You can use zlib to experiment with preset dictionaries. See the deflateSetDictionary() and inflateSetDictionary() functions. In that case, zlib compression is primed with a "dictionary" of 32K bytes that effectively precede the first byte being compressed as a source for matches, but the dictionary itself is not compressed. The priming can only improve the compression of the first 32K bytes. After that, the preset dictionary is too far back to provide matches.

gzip provides no support for preset dictionaries.

Humdrum answered 8/3, 2013 at 16:10 Comment(3)
Thank you very much for the info, I didn't realise that is how gzip works.
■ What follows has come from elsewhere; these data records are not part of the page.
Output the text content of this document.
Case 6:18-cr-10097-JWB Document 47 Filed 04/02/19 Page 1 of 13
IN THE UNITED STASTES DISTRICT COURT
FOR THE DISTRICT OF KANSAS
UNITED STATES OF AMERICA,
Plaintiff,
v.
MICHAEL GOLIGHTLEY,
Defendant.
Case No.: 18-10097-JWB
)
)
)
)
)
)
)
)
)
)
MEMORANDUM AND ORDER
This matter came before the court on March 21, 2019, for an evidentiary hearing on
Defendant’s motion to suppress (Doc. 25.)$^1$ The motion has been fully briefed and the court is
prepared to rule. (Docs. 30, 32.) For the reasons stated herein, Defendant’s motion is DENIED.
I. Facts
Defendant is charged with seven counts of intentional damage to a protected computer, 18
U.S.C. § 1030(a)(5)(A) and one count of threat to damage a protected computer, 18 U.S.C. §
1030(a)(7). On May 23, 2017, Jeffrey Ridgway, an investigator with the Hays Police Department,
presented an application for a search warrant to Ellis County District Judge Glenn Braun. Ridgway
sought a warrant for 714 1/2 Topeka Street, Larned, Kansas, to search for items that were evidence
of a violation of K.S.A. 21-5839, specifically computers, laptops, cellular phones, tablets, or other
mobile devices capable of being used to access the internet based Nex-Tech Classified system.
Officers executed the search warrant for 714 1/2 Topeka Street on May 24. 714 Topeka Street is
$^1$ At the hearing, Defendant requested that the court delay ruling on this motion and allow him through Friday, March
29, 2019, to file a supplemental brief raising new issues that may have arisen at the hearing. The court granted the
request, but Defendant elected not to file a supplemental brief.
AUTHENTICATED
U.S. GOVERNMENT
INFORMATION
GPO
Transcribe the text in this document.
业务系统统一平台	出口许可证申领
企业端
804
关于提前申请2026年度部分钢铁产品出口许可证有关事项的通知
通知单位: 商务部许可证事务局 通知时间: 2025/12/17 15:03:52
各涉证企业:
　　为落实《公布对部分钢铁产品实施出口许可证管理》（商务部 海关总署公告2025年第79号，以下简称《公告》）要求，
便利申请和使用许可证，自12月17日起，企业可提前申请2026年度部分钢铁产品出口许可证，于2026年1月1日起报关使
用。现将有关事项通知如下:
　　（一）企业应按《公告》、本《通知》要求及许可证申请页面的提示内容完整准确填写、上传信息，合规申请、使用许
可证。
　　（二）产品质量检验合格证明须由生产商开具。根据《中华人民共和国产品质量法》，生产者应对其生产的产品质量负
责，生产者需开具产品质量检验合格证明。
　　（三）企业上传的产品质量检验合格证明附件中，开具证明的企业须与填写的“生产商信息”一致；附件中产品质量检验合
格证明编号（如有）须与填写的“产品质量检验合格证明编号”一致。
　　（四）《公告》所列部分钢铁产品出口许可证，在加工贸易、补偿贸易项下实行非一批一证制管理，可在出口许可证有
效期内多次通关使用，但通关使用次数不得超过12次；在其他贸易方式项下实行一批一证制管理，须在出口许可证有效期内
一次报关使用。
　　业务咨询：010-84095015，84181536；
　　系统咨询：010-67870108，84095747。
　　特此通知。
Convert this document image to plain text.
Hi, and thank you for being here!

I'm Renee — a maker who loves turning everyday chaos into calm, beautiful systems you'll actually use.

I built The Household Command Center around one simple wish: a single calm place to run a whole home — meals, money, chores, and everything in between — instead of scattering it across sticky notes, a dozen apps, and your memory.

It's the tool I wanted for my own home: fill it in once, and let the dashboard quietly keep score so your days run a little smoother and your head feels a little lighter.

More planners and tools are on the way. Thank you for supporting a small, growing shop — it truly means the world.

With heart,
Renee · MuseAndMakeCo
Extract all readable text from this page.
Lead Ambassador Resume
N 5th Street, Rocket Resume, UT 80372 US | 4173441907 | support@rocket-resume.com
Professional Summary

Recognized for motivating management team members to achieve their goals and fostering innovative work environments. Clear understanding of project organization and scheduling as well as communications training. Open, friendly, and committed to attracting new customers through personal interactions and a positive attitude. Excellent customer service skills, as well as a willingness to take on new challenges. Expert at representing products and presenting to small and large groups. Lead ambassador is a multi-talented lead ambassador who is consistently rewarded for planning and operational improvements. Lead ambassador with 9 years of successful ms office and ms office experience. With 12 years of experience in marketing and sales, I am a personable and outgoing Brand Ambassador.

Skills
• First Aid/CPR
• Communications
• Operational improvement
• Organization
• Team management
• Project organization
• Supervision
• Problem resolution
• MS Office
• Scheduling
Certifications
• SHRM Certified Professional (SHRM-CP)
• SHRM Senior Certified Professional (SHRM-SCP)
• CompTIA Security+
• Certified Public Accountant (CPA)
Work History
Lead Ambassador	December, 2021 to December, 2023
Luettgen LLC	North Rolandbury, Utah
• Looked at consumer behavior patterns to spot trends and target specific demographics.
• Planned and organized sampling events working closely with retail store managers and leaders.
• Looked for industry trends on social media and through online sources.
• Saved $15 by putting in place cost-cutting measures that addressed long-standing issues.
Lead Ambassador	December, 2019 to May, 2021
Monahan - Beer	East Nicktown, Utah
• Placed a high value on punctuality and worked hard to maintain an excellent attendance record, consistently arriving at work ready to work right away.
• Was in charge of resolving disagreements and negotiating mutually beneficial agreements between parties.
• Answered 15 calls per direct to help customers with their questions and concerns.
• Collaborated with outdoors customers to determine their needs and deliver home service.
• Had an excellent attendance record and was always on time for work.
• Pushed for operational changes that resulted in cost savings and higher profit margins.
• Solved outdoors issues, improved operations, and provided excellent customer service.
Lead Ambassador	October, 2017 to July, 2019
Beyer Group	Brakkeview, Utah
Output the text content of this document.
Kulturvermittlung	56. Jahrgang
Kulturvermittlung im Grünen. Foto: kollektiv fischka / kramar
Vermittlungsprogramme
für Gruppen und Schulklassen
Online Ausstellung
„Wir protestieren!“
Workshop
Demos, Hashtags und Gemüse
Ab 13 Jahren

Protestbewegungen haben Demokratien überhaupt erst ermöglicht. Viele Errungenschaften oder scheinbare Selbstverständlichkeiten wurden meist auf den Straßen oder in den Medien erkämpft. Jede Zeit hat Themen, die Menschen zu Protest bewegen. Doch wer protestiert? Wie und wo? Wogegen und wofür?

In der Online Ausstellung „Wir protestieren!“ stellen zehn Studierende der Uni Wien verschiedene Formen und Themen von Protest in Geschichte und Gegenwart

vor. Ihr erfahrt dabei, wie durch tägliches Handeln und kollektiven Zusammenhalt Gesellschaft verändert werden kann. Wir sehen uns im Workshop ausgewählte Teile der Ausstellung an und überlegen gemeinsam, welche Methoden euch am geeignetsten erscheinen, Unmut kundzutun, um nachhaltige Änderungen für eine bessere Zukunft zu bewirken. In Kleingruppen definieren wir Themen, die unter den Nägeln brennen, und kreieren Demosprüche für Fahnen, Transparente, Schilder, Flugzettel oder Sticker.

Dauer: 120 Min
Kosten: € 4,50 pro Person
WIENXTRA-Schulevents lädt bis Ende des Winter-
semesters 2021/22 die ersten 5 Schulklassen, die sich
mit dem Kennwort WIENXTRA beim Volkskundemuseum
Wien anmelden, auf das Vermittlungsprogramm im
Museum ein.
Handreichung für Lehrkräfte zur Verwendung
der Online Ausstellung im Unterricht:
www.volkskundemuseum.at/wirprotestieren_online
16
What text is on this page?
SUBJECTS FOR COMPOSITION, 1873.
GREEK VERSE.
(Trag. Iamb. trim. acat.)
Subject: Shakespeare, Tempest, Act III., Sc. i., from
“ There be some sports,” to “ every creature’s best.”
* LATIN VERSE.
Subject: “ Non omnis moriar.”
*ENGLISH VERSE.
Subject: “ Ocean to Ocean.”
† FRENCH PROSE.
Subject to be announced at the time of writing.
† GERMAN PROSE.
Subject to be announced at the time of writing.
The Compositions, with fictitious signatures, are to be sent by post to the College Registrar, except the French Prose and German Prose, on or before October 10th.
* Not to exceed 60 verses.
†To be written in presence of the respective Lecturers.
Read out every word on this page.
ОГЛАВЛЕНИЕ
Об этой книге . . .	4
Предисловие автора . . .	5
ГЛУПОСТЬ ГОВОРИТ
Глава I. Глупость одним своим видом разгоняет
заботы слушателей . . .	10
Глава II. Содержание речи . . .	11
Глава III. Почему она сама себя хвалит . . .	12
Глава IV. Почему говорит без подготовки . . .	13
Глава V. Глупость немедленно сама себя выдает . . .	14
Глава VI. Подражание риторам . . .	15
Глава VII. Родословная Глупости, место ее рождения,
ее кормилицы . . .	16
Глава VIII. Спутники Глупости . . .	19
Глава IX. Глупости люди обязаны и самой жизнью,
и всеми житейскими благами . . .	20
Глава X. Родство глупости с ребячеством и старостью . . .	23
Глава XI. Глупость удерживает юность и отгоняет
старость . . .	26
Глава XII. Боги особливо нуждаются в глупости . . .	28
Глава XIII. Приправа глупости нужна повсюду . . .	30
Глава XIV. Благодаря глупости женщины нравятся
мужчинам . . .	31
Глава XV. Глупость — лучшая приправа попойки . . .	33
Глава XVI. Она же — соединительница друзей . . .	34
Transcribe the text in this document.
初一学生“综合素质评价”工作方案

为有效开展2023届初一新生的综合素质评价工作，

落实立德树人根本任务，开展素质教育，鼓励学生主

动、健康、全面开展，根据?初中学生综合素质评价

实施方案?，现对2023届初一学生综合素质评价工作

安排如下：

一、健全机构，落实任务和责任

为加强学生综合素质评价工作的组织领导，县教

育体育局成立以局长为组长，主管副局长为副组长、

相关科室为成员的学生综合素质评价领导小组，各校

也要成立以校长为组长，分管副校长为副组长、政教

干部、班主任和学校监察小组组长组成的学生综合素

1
Would it be possible using lz78 (for example using compress utility) or lzw methods?Marciamarciano
LZW is ineffective as compared to modern methods. It would not be worth considering. To the extent that I understand what you're trying to do, you can use the deflate 32K dictionary for that. What you would do is to identify common strings in your representative data, and then pack a 32K dictionary with those strings. The compression algorithms for deflate won't help you do that. You would need to write your own code to find those common strings.Humdrum
Mark, can I ask another quick question? Something basic I can't get my head around. Does gzip read from the beginning of the file to the end, or the end of the file to the beginning when compressing?Marciamarciano
H
2

As of 2023, you can experiment with zstd easily. Contrary to gzip, zstd builds a compression dictionnary and provides methods to generate and store the dictionary.

Here is an example with the python binder python zstandard: https://python-zstandard.readthedocs.io/

import zstandard

ENCODING="UTF-8"

training_data = "my training text"
dictionary = zstandard.ZstdCompressionDict(training_data.encode(ENCODING), dict_type=zstandard.DICT_TYPE_RAWCONTENT)
compressor = zstandard.ZstdCompressor(dict_data=dictionary)
test_data = "my test text"
compressed = compressor.compress(test_data.encode(ENCODING))
compessed_length = len(compressed)

The ftcc project implements this approach end to end and provides accuracy benchmarks.

Disclaimer: I am the author of the ftcc project.